Rittmueller also argues that as Mrs. Ronan was a real estate salesperson for seven years she knew the significance of contracts and therefore could not justifiably rely on the representation that her house would be started at once and finished by Christmas as the “time of commencement” clause in the contract specified that work on the Ronan house “shall be commenced approximately December 15, 1976.” As the court noted in Mother Earth, Ltd. v. Strawberry Camel, Ltd. (1979), 72 Ill. App. 3d 37, 52, 390 N.E.2d 393, 406, “it is well established that the terms of any written contract executed in conjunction with fraud are irrelevant to a cause of action grounded not in contract but in tort. [Citations.] Likewise, we see no particular evidentiary significance in plaintiffs’ having signed a contract disclaiming any additional representations, when they have produced evidence that such representations were in fact made to them.” The fact Mrs.

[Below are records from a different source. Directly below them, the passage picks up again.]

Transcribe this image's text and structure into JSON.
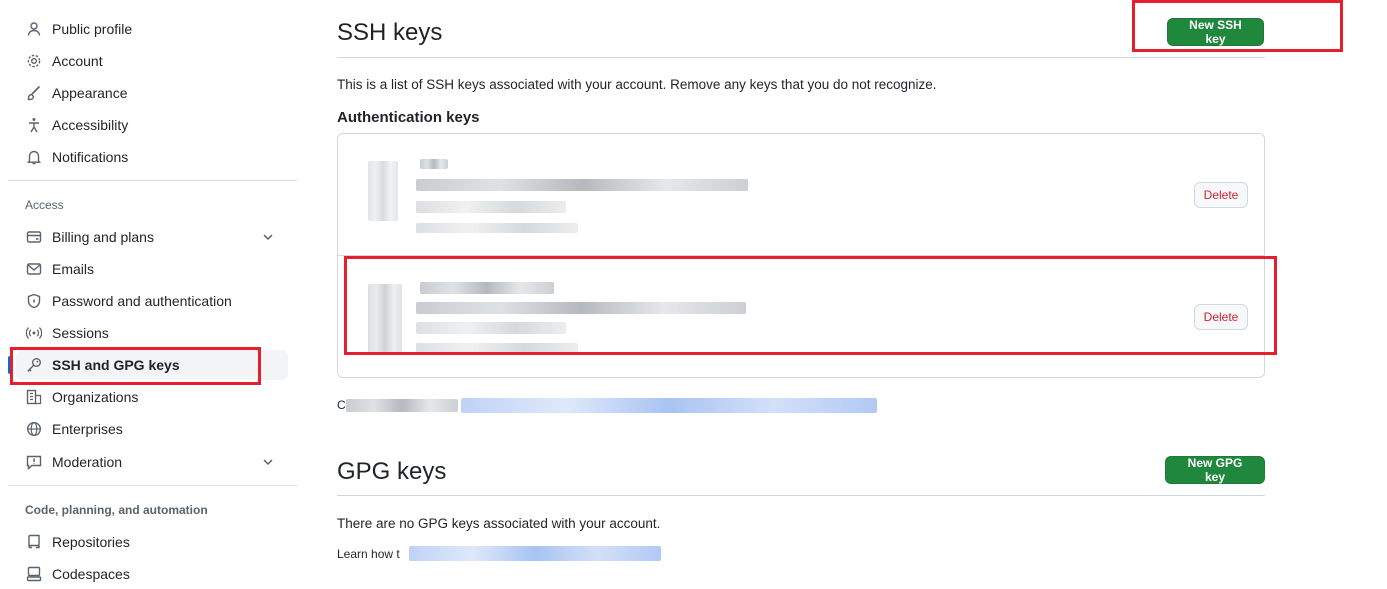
{
  "sidebar": {
    "top_items": [
      {
        "label": "Public profile",
        "icon": "person-icon"
      },
      {
        "label": "Account",
        "icon": "gear-icon"
      },
      {
        "label": "Appearance",
        "icon": "paintbrush-icon"
      },
      {
        "label": "Accessibility",
        "icon": "accessibility-icon"
      },
      {
        "label": "Notifications",
        "icon": "bell-icon"
      }
    ],
    "access_title": "Access",
    "access_items": [
      {
        "label": "Billing and plans",
        "icon": "credit-card-icon"
      },
      {
        "label": "Emails",
        "icon": "mail-icon"
      },
      {
        "label": "Password and authentication",
        "icon": "shield-lock-icon"
      },
      {
        "label": "Sessions",
        "icon": "broadcast-icon"
      },
      {
        "label": "SSH and GPG keys",
        "icon": "key-icon"
      },
      {
        "label": "Organizations",
        "icon": "organization-icon"
      },
      {
        "label": "Enterprises",
        "icon": "globe-icon"
      },
      {
        "label": "Moderation",
        "icon": "report-icon"
      }
    ],
    "code_title": "Code, planning, and automation",
    "code_items": [
      {
        "label": "Repositories",
        "icon": "repo-icon"
      },
      {
        "label": "Codespaces",
        "icon": "codespaces-icon"
      }
    ]
  },
  "ssh": {
    "title": "SSH keys",
    "new_button": "New SSH key",
    "description": "This is a list of SSH keys associated with your account. Remove any keys that you do not recognize.",
    "auth_title": "Authentication keys",
    "delete_label": "Delete",
    "footer_prefix": "C"
  },
  "gpg": {
    "title": "GPG keys",
    "new_button": "New GPG key",
    "empty_text": "There are no GPG keys associated with your account.",
    "learn_prefix": "Learn how t"
  },
  "colors": {
    "accent": "#1f883d",
    "danger": "#d1242f",
    "link": "#0969da",
    "highlight": "#e5202e"
  }
}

Ronan sold real estate is of little significance. Defendant may not persuasively argue in these circumstances that his victim had no right to believe him. Reimer v. Leshtz (1980), 90 Ill. App. 3d 980, 984, 414 N.E.2d 114, 117.

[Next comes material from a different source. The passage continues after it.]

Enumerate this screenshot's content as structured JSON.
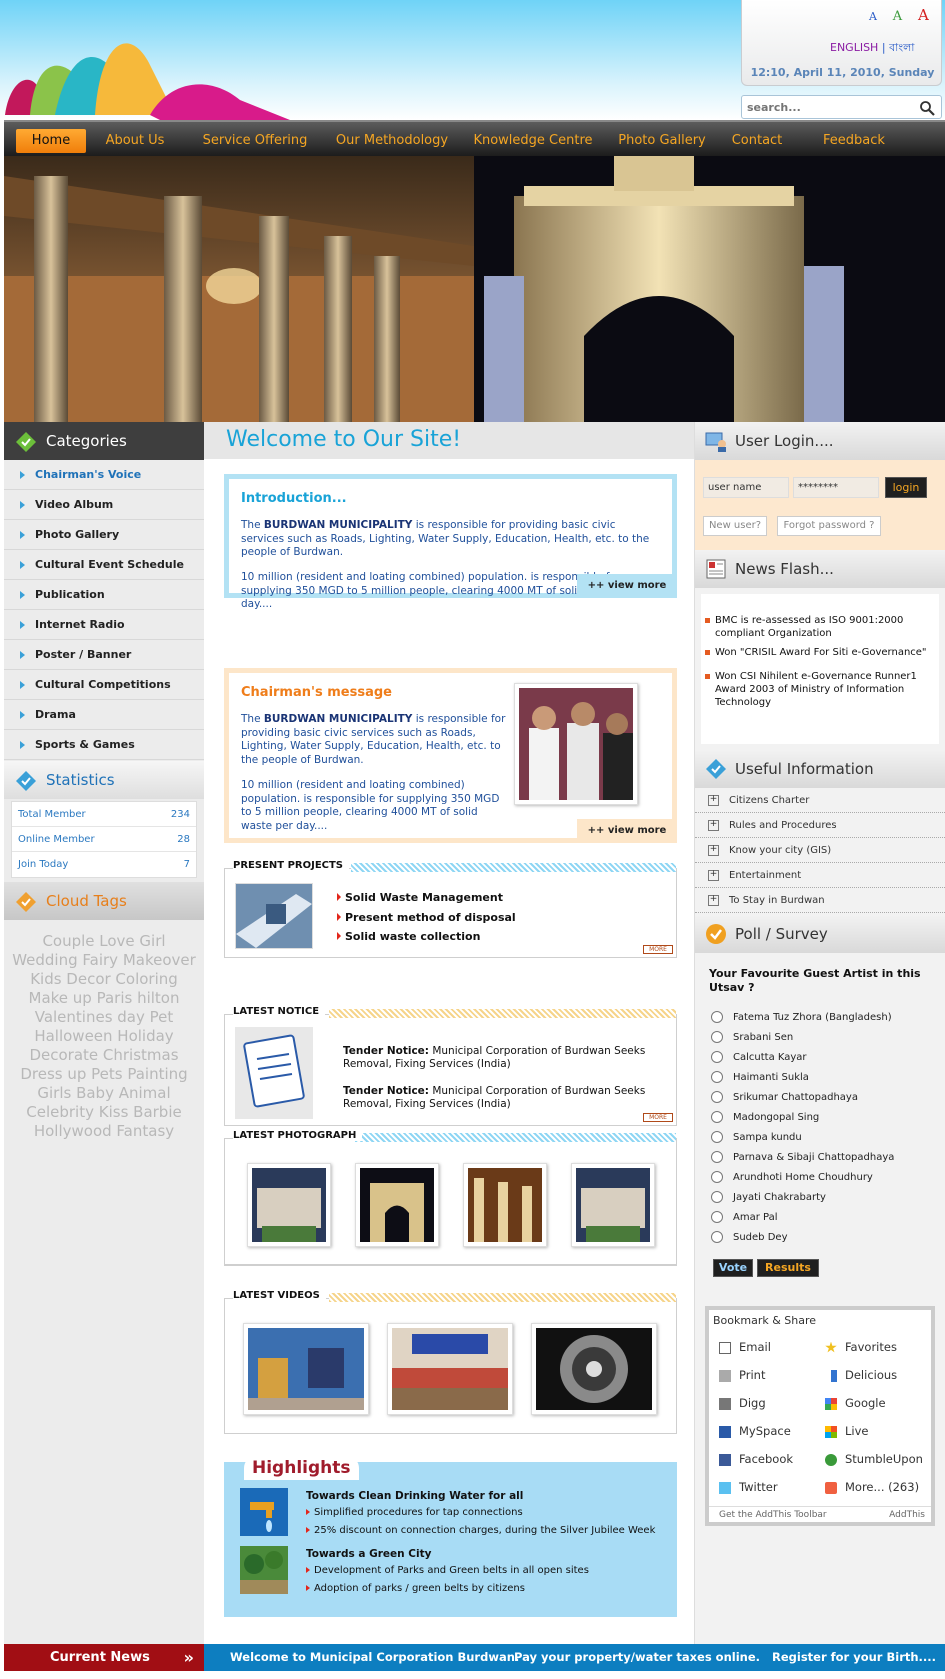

Rittmueller finally contends that the trial court should have raised a presumption against plaintiffs that the testimony of plaintiff, James E. Ronan, who was not called as a witness, would have been adverse to their case. It has long been the law in Illinois that the presumption or inference against a party failing to produce proof apparently within his own power does not apply to the failure of a party to a civil suit to testify in his own behalf. (Village of Princeville v. Hitchcock (1902), 101 Ill. App. 588, 591-92.) There are other motives that may influence a party to forego becoming a witness in his own behalf than the consciousness that the facts within his knowledge would be damaging if disclosed and the presumption that testimony would have been prejudicial to the parties’ case arises only when that party has willfully withheld such evidence. Haynes v. Coca Cola Bottling Co. (1976), 39 Ill. App. 3d 39, 46, 350 N.E.2d 20, 26.

We conclude the evidence was sufficient to establish fraudulent misrepresentations by defendant Rittmueller to plaintiffs’ damage.

We reach a different conclusion in the case against defendant Obenauf. In our view there was a lack of evidence that he knew the representations attributed to him were false or had any knowledge of the financial condition of Kensu or Rittmueller. Obenauf had been so employed only four months as a salaried salesman. While it is well established that one who knowingly participates in a fraudulent act is guilty of fraud (Citizens Savings & Loan Association v. Fischer (1966), 67 Ill. App. 2d 315, 323, 214 N.E.2d 612, 616, appeal denied (1966), 33 Ill. 2d 627), plaintiffs have failed to provide proof this defendant had knowledge that the contract could not be performed.

Accordingly, the judgment of the circuit court of McHenry County is affirmed as to defendant Rittmueller and reversed as to defendant Obenauf.

Affirmed in part; reversed in part.

REINHARD and VAN DEUSEN, JJ., concur.